Alcoolisation fœtale : comment elle tue les cellules du cerveau
20 avril 2017
Jammart Baptiste ©Inserm
La consommation d’alcool est à proscrire absolument pendant la grossesse. Les effets néfastes sur le développement du fœtus sont largement documentés. Les enfants peuvent souffrir de troubles graves du comportement et de l’apprentissage, voire présenter un syndrome d’alcoolisation fœtale. Une équipe de l’Inserm a découvert le mécanisme au cœur de la toxicité de l’alcool sur le système nerveux des enfants à naître.
« Au niveau du système nerveux, on sait que l’alcool augmente la mort neuronale, notamment par apoptose, et altère l’autophagie, un phénomène de nettoyage et de recyclage des cellules », notent les auteurs de ce travail sur les mécanismes sous-tendant les effets de l’alcoolisation fœtale. Cependant, son action toxique dans le cas d’une exposition prénatale était jusque-là inconnue. Les recherches effectuées par l’unité Inserm 1245 de l’Université de Rouen ont permis de les décrypter.
Résultats, « une altération de l’autophagie peut également être observée dans les cellules endothéliales après une exposition prénatale à l’alcool ». Une telle exposition induit une altération de l’arborescence de la vascularisation cérébrale alors même que celle-ci est un pré-requis pour la migration de certaines populations neuronales au cours du développement. Il apparaît donc à présent que ces anomalies vasculaires s’accompagnent d’une augmentation de la mortalité des cellules endothéliales.
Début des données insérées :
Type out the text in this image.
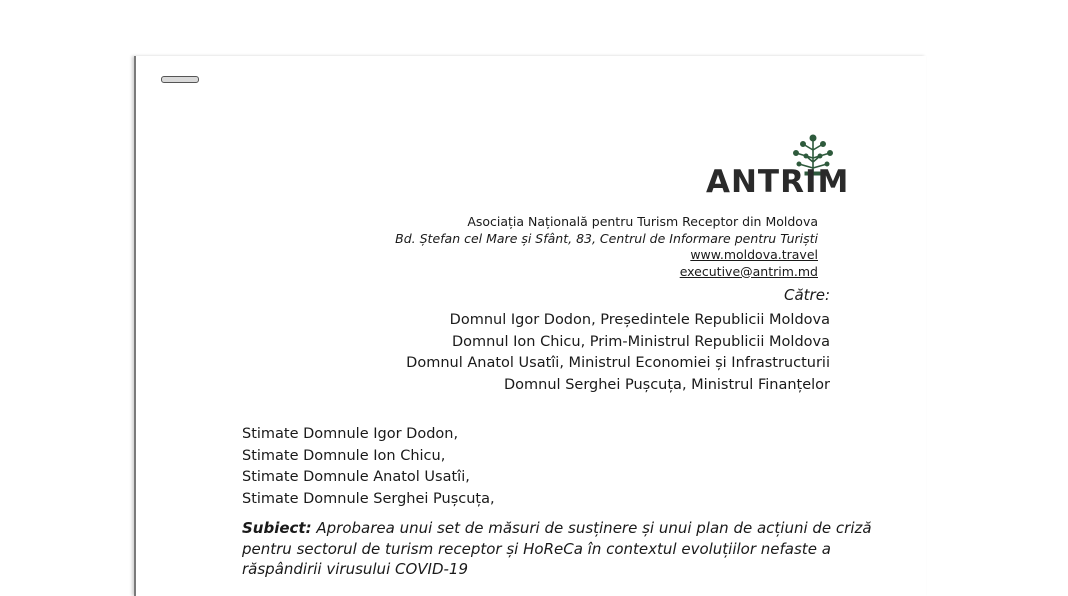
ANTRIM
Asociația Națională pentru Turism Receptor din Moldova
Bd. Ștefan cel Mare și Sfânt, 83, Centrul de Informare pentru Turiști
www.moldova.travel
executive@antrim.md
Către:
Domnul Igor Dodon, Președintele Republicii Moldova
Domnul Ion Chicu, Prim-Ministrul Republicii Moldova
Domnul Anatol Usatîi, Ministrul Economiei și Infrastructurii
Domnul Serghei Pușcuța, Ministrul Finanțelor
Stimate Domnule Igor Dodon,
Stimate Domnule Ion Chicu,
Stimate Domnule Anatol Usatîi,
Stimate Domnule Serghei Pușcuța,
Subiect: Aprobarea unui set de măsuri de susținere și unui plan de acțiuni de criză
pentru sectorul de turism receptor și HoReCa în contextul evoluțiilor nefaste a
răspândirii virusului COVID-19
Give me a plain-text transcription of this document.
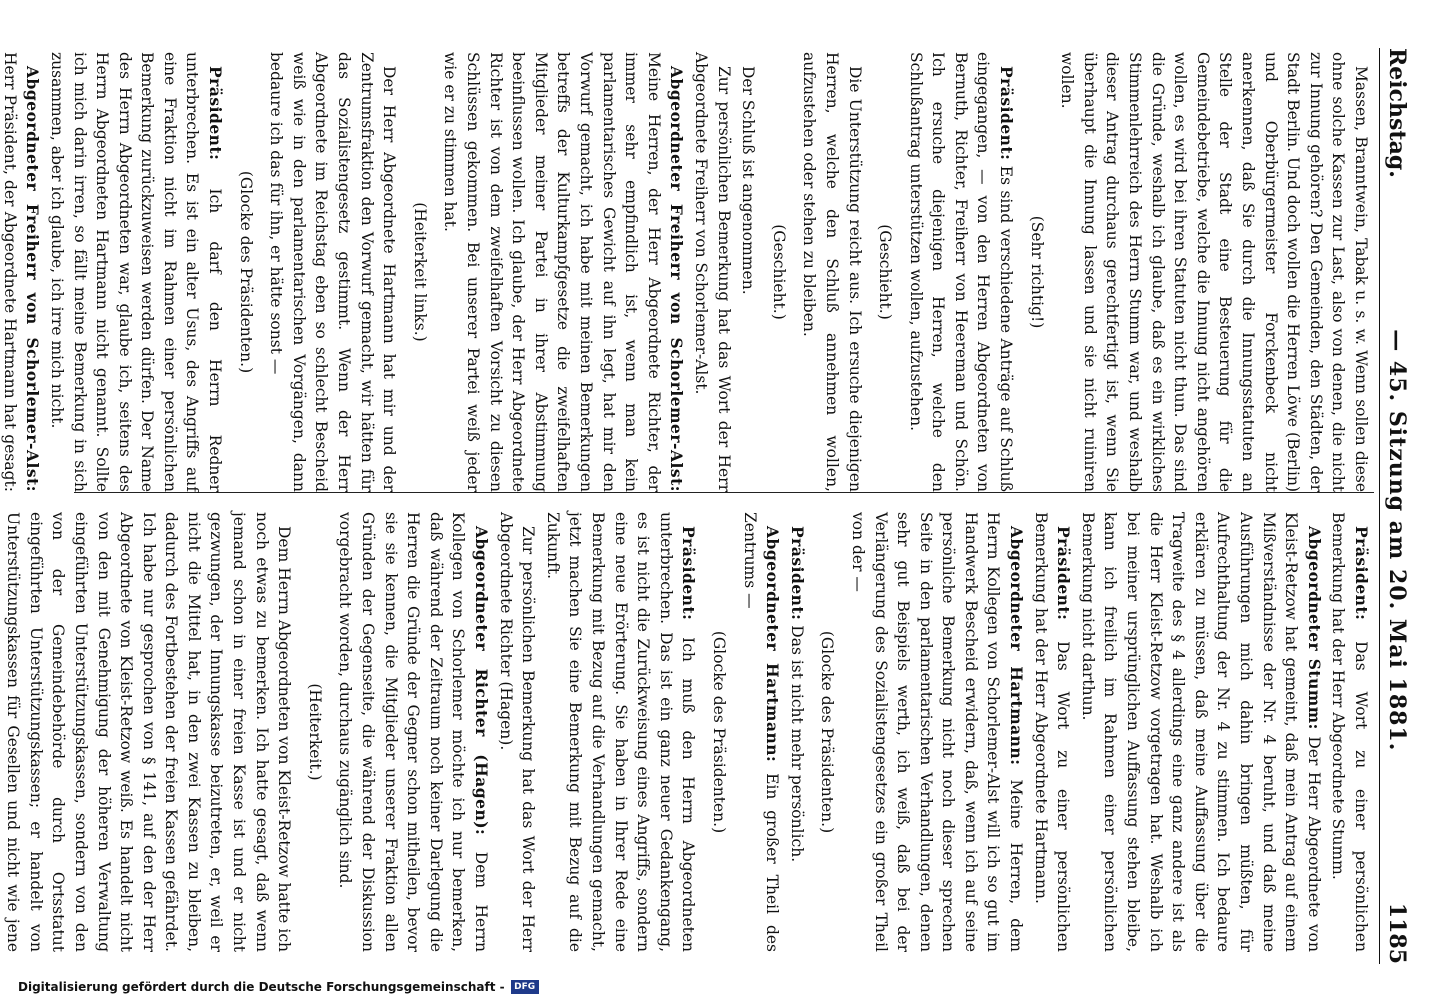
Reichstag.
— 45. Sitzung am 20. Mai 1881.
1185

Massen, Branntwein, Tabak u. s. w. Wenn sollen diese ohne solche Kassen zur Last, also von denen, die nicht zur Innung gehören? Den Gemeinden, den Städten, der Stadt Berlin. Und doch wollen die Herren Löwe (Berlin) und Oberbürgermeister Forckenbeck nicht anerkennen, daß Sie durch die Innungsstatuten an Stelle der Stadt eine Besteuerung für die Gemeindebetriebe, welche die Innung nicht angehören wollen, es wird bei ihren Statuten nicht thun. Das sind die Gründe, weshalb ich glaube, daß es ein wirkliches Stimmenlehrreich des Herrn Stumm war, und weshalb dieser Antrag durchaus gerechtfertigt ist, wenn Sie überhaupt die Innung lassen und sie nicht ruiniren wollen.

(Sehr richtig!)

Präsident: Es sind verschiedene Anträge auf Schluß eingegangen, — von den Herren Abgeordneten von Bernuth, Richter, Freiherr von Heereman und Schön. Ich ersuche diejenigen Herren, welche den Schlußantrag unterstützen wollen, aufzustehen.

(Geschieht.)

Die Unterstützung reicht aus. Ich ersuche diejenigen Herren, welche den Schluß annehmen wollen, aufzustehen oder stehen zu bleiben.

(Geschieht.)

Der Schluß ist angenommen.

Zur persönlichen Bemerkung hat das Wort der Herr Abgeordnete Freiherr von Schorlemer-Alst.

Abgeordneter Freiherr von Schorlemer-Alst: Meine Herren, der Herr Abgeordnete Richter, der immer sehr empfindlich ist, wenn man kein parlamentarisches Gewicht auf ihn legt, hat mir den Vorwurf gemacht, ich habe mit meinen Bemerkungen betreffs der Kulturkampfgesetze die zweifelhaften Mitglieder meiner Partei in ihrer Abstimmung beeinflussen wollen. Ich glaube, der Herr Abgeordnete Richter ist von dem zweifelhaften Vorsicht zu diesen Schlüssen gekommen. Bei unserer Partei weiß jeder wie er zu stimmen hat.

(Heiterkeit links.)

Der Herr Abgeordnete Hartmann hat mir und der Zentrumsfraktion den Vorwurf gemacht, wir hätten für das Sozialistengesetz gestimmt. Wenn der Herr Abgeordnete im Reichstag eben so schlecht Bescheid weiß wie in den parlamentarischen Vorgängen, dann bedaure ich das für ihn, er hätte sonst —

(Glocke des Präsidenten.)

Präsident: Ich darf den Herrn Redner unterbrechen. Es ist ein alter Usus, des Angriffs auf eine Fraktion nicht im Rahmen einer persönlichen Bemerkung zurückzuweisen werden dürfen. Der Name des Herrn Abgeordneten war, glaube ich, seitens des Herrn Abgeordneten Hartmann nicht genannt. Sollte ich mich darin irren, so fällt meine Bemerkung in sich zusammen, aber ich glaube, ich irre mich nicht.

Abgeordneter Freiherr von Schorlemer-Alst: Herr Präsident, der Abgeordnete Hartmann hat gesagt:

Präsident: Das Wort zu einer persönlichen Bemerkung hat der Herr Abgeordnete Stumm.

Abgeordneter Stumm: Der Herr Abgeordnete von Kleist-Retzow hat gemeint, daß mein Antrag auf einem Mißverständnisse der Nr. 4 beruht, und daß meine Ausführungen mich dahin bringen müßten, für Aufrechthaltung der Nr. 4 zu stimmen. Ich bedaure erklären zu müssen, daß meine Auffassung über die Tragweite des § 4 allerdings eine ganz andere ist als die Herr Kleist-Retzow vorgetragen hat. Weshalb ich bei meiner ursprünglichen Auffassung stehen bleibe, kann ich freilich im Rahmen einer persönlichen Bemerkung nicht darthun.

Präsident: Das Wort zu einer persönlichen Bemerkung hat der Herr Abgeordnete Hartmann.

Abgeordneter Hartmann: Meine Herren, dem Herrn Kollegen von Schorlemer-Alst will ich so gut im Handwerk Bescheid erwidern, daß, wenn ich auf seine persönliche Bemerkung nicht noch dieser sprechen Seite in den parlamentarischen Verhandlungen, denen sehr gut Beispiels werth, ich weiß, daß bei der Verlängerung des Sozialistengesetzes ein großer Theil von der —

(Glocke des Präsidenten.)

Präsident: Das ist nicht mehr persönlich.

Abgeordneter Hartmann: Ein großer Theil des Zentrums —

(Glocke des Präsidenten.)

Präsident: Ich muß den Herrn Abgeordneten unterbrechen. Das ist ein ganz neuer Gedankengang, es ist nicht die Zurückweisung eines Angriffs, sondern eine neue Erörterung. Sie haben in Ihrer Rede eine Bemerkung mit Bezug auf die Verhandlungen gemacht, jetzt machen Sie eine Bemerkung mit Bezug auf die Zukunft.

Zur persönlichen Bemerkung hat das Wort der Herr Abgeordnete Richter (Hagen).

Abgeordneter Richter (Hagen): Dem Herrn Kollegen von Schorlemer möchte ich nur bemerken, daß während der Zeitraum noch keiner Darlegung die Herren die Gründe der Gegner schon mitheilen, bevor sie sie kennen, die Mitglieder unserer Fraktion allen Gründen der Gegenseite, die während der Diskussion vorgebracht worden, durchaus zugänglich sind.

(Heiterkeit.)

Dem Herrn Abgeordneten von Kleist-Retzow hatte ich noch etwas zu bemerken. Ich hatte gesagt, daß wenn jemand schon in einer freien Kasse ist und er nicht gezwungen, der Innungskasse beizutreten, er, weil er nicht die Mittel hat, in den zwei Kassen zu bleiben, dadurch des Fortbestehen der freien Kassen gefährdet. Ich habe nur gesprochen von § 141, auf den der Herr Abgeordnete von Kleist-Retzow weiß. Es handelt nicht von den mit Genehmigung der höheren Verwaltung eingeführten Unterstützungskassen, sondern von den von der Gemeindebehörde durch Ortsstatut eingeführten Unterstützungskassen; er handelt von Unterstützungskassen für Gesellen und nicht wie jene

Digitalisierung gefördert durch die Deutsche Forschungsgemeinschaft -	DFG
Des troubles longtemps invisibles
Le syndrome d’alcoolisation fœtale (SAF) constitue la forme la plus sévère des troubles engendrés par la consommation d’alcool des femmes enceintes. Première cause de paralysie cérébrale d’origine non génétique chez l’enfant, ce syndrome concerne environ 1,3 enfant pour 1 000 naissances vivantes en France.
Mais tous les enfants exposés à l’alcool in utero ne manifestent pas de manière aussi visible leurs troubles. Pour autant, ils en souffrent bien. Ainsi, nombreux sont les enfants qui manifestent tardivement des troubles de l’apprentissage ou du comportement. « Le diagnostic est posé avec retard, après plusieurs années, une fois que tous les processus de maturation cérébrale ont abouti. Résultat : aucune prise en charge ne peut plus leur être proposée », se désolent les chercheurs.
Vers un dépistage systématique ?
Le travail de l’équipe a pour objectif d’« identifier un marqueur périphérique de la toxicité cérébrale qui serait utilisable à la naissance pour repérer une anomalie et, à terme, proposer un traitement précoce aux enfants concernés », insistent les auteurs. « En collaboration avec le service de Pédiatrie néonatale, réanimation, neuropédiatrie du CHU de Rouen, l’équipe cherche désormais à caractériser des biomarqueurs permettant un diagnostic précoce et à identifier des cibles thérapeutiques. Objectif, dépister systématiquement les nouveau-nés à la maternité. »
En attendant, la meilleure prévention reste de respecter le zéro alcool pendant toute la grossesse. D’autant que « l’on ne connaît toujours pas les fenêtres de vulnérabilité au cours desquelles le système nerveux des enfants à naître a le plus de risque d’être altéré en présence d’alcool », concluent les auteurs.